Ha poco meno di sessant’anni ed è uno scienziato tra i più noti ed apprezzati al mondo. Non è simpaticissimo al regime per via dei suoi frequenti spostamenti all’estero, ma è una personalità riconosciuta in tutto il mondo e non si può reprimere la sua libertà di pensiero e di movimento.

Guglielmo vuol bene alla sua terra. Vuole che Bologna abbia la sua stazione radio che possa trasmettere un segnale sulla città e coi ripetitori, magari, rispedirlo in giro per il mondo. La radio avvicina.

1936 a.D. – Budrio, provincia di Bologna. Su indicazione di Guglielmo Marconi nasce un piccolo edificio chiamato Radio Marconi, di proprietà dell’EIAR. L’EIAR diventerà successivamente RAI, la palazzina resterà come esempio di una bellissima architettura fascista nella campagna bolognese.

 

Un passato che non esiste più

Veniamo ad un passato molto più prossimo.

Guglielmo non è eterno e non c’è più.
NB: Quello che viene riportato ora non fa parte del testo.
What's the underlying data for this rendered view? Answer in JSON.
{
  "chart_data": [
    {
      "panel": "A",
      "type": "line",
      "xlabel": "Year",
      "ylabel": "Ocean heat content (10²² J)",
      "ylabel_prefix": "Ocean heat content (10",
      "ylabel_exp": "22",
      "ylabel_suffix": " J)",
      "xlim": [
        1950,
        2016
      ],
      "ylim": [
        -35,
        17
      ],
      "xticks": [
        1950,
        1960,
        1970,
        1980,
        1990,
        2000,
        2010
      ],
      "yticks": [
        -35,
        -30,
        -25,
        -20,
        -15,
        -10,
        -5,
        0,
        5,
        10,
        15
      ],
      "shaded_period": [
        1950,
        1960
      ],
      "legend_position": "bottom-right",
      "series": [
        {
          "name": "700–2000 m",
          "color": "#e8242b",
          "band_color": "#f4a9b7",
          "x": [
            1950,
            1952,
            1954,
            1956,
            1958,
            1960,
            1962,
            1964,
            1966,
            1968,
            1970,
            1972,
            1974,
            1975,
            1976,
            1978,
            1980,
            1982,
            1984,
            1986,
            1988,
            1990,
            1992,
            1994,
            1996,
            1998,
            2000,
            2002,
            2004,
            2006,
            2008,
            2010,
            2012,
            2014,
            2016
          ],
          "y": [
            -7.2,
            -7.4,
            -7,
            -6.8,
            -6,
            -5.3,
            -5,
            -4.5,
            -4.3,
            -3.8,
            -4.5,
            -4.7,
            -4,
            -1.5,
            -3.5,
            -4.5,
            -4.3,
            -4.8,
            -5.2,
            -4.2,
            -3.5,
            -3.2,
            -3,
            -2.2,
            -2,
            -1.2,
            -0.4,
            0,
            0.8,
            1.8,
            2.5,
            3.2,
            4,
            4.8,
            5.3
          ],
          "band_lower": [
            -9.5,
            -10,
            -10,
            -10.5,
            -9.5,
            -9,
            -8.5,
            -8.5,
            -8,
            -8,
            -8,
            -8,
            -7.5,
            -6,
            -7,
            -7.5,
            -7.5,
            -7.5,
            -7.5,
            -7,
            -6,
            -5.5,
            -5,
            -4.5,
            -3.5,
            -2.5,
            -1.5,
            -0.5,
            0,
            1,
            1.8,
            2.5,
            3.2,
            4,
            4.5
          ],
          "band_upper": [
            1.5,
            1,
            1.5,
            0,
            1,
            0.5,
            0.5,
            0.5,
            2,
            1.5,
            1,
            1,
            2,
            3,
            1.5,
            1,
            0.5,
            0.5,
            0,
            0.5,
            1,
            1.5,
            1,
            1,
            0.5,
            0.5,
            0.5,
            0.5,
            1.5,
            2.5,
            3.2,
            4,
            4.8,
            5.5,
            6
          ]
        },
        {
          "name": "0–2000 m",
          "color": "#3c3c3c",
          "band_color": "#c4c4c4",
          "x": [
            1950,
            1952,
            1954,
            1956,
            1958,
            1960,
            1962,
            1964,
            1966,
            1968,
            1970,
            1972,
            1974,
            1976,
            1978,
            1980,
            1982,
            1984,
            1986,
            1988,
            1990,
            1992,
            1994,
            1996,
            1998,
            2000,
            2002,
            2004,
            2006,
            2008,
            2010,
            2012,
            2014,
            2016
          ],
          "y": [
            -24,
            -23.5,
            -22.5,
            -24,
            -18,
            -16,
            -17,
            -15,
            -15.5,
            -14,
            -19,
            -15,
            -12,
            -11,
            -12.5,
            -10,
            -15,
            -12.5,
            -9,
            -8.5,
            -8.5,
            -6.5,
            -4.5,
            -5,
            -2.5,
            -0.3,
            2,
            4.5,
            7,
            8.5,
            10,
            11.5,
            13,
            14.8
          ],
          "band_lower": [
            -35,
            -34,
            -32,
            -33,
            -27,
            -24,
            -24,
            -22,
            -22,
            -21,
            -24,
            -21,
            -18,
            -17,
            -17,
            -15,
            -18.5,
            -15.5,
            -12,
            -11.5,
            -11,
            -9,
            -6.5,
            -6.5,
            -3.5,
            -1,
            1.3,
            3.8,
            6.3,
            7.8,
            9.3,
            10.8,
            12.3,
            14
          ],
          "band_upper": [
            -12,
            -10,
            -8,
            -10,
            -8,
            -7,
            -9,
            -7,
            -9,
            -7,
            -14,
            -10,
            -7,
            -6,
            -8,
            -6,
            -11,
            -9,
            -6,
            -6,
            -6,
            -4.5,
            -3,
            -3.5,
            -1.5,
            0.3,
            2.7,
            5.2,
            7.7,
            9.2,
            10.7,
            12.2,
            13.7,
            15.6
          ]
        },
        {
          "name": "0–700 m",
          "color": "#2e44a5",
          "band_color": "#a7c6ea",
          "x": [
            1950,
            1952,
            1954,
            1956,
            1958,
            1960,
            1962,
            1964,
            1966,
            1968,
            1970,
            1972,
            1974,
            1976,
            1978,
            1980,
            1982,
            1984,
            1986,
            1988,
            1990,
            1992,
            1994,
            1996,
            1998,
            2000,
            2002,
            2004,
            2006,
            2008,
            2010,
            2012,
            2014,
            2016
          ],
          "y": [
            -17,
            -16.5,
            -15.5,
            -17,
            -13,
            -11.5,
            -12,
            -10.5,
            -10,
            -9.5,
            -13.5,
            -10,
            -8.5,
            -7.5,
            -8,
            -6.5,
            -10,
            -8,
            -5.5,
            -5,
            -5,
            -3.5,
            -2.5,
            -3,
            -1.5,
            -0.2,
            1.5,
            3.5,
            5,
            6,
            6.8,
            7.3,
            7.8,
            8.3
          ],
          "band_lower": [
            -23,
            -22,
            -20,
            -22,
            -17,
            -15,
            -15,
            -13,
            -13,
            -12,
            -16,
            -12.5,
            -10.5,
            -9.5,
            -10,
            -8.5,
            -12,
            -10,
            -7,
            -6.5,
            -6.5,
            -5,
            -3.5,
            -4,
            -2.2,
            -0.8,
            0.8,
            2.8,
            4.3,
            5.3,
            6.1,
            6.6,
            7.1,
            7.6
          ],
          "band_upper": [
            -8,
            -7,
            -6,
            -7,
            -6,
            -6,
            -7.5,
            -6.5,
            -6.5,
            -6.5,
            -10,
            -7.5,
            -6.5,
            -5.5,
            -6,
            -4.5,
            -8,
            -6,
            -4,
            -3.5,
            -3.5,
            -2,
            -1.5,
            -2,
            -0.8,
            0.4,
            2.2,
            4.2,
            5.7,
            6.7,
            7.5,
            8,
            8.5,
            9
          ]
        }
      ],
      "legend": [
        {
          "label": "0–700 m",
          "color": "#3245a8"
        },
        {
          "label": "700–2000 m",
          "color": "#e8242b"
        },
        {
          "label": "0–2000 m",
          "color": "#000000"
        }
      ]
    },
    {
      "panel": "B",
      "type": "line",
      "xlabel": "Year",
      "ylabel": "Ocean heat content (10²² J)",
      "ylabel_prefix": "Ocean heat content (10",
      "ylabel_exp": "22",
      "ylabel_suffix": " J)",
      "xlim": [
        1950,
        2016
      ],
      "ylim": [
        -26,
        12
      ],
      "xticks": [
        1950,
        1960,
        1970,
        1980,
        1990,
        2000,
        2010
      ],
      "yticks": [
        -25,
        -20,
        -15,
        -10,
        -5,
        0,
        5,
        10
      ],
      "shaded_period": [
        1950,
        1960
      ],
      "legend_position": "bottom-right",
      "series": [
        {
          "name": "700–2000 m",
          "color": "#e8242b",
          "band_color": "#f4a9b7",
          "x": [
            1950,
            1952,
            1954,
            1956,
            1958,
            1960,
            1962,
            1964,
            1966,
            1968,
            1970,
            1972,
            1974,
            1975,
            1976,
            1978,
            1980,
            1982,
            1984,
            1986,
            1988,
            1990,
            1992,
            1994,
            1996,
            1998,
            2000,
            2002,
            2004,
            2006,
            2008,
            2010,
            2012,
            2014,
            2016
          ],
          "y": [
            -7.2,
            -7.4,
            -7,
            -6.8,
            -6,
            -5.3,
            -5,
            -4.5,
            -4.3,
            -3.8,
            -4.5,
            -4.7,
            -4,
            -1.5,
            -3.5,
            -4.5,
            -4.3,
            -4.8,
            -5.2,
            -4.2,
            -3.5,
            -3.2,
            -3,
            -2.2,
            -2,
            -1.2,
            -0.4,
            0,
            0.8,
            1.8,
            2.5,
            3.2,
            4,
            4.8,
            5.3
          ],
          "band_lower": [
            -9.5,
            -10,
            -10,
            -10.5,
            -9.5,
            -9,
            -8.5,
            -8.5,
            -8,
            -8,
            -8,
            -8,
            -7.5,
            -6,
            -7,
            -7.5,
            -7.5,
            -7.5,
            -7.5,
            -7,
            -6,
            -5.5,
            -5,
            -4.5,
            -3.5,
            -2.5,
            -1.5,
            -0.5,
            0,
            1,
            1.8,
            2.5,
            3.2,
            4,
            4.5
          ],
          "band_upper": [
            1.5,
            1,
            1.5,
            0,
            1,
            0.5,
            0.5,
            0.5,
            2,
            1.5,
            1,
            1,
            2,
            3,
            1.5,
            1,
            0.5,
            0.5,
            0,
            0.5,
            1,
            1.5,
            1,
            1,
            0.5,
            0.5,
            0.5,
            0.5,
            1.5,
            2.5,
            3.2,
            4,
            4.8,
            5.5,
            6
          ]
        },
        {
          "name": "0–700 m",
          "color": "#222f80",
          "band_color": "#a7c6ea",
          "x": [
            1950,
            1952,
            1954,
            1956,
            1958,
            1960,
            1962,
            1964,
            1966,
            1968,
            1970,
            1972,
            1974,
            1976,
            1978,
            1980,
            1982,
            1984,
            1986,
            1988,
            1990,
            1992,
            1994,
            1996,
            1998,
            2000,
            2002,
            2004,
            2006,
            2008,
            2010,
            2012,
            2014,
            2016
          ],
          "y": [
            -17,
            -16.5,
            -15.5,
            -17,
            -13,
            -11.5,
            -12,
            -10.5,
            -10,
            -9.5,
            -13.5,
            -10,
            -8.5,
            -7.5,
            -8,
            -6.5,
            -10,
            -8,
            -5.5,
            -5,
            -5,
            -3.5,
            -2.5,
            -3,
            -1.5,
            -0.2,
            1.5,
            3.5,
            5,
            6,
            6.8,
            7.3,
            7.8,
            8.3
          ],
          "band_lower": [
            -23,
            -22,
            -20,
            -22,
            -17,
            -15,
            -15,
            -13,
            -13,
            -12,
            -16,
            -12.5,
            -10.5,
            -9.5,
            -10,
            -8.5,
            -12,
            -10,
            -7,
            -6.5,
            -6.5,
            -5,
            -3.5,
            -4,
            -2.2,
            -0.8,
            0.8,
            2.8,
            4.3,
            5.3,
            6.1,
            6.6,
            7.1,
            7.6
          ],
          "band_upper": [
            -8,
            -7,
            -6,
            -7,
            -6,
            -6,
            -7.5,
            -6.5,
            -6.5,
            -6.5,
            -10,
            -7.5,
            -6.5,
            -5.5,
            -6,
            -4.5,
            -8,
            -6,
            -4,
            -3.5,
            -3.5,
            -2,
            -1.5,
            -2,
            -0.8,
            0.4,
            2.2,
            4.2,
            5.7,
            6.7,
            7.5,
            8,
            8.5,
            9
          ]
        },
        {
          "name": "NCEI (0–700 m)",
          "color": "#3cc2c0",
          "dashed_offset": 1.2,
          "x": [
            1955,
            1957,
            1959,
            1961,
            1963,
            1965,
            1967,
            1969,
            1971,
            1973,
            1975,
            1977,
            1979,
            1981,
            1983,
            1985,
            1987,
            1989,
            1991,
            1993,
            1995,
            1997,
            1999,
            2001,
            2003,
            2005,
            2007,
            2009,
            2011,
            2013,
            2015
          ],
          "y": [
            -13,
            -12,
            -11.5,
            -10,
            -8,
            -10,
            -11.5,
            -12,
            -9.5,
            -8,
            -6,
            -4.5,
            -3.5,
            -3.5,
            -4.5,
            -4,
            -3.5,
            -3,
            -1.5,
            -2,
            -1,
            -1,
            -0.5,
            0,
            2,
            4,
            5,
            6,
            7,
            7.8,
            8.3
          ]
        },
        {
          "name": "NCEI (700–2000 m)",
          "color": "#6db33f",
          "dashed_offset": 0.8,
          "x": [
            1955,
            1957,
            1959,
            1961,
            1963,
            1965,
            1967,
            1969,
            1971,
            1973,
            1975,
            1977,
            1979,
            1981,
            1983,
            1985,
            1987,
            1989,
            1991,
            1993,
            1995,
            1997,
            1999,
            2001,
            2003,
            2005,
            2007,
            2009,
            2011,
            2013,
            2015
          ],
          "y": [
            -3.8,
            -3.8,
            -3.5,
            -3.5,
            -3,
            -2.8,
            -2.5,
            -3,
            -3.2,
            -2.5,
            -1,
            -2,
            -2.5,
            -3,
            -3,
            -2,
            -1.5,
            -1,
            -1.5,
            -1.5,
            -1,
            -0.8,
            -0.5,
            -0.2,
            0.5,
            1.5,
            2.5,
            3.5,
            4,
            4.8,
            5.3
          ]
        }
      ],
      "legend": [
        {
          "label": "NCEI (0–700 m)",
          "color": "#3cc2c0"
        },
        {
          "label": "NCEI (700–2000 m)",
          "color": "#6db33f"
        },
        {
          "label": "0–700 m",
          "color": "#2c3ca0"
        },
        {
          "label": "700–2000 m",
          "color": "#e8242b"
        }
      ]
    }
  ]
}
Ci sono però le sue intuizioni.
Vivono in molte, moltissime delle cose che usiamo quotidianamente. Ho in mano un mouse senza filo che comunica con un pc collegato ad internet tramite wi-fi e non mi dilungo. Fatelo voi questo giochino.

Il fatto che una persona di questa terra ha studiato, pensato, realizzato la base per eliminare la variabile spazio dalle nostre comunicazioni dovrebbe renderci orgogliosi almeno quanto i primi passi dell’uomo sulla Luna, invece…

Invece qualcuno ha pensato che demolire quella palazzina sarebbe stato più fruttuoso rispetto a lasciarla alla storia. Meglio un ipermercato dove vendere i proprio prodotti. O la fabbrica per ingrandirsi di un altro poco.

Ma poi c’è crisi e forse nemmeno si farà.
Oltre al danno la beffa.
Abbiamo tirato giù un pezzo di storia per… niente.

In compenso teniamo edifici fatiscenti in centro storico perché un piano regolatore ci impone di non aprire le finestre dove servirebbero, etc.

Che cosa aggiungere?
Aggiungo che ne ha parlato solo questo giornale e me ne dispiace molto. Non ne è stata data notizia.

Vi lascio un sito dove potreste andare a spulciare un po’ d’informazioni sul luogo di questo racconto che, ahimè, non esiste più.

Ora ripetete ancora questo mantra con me:

Un Paese che ignora il proprio ieri, di cui non sa assolutamente nulla e non si cura di sapere nulla, non può avere un domani.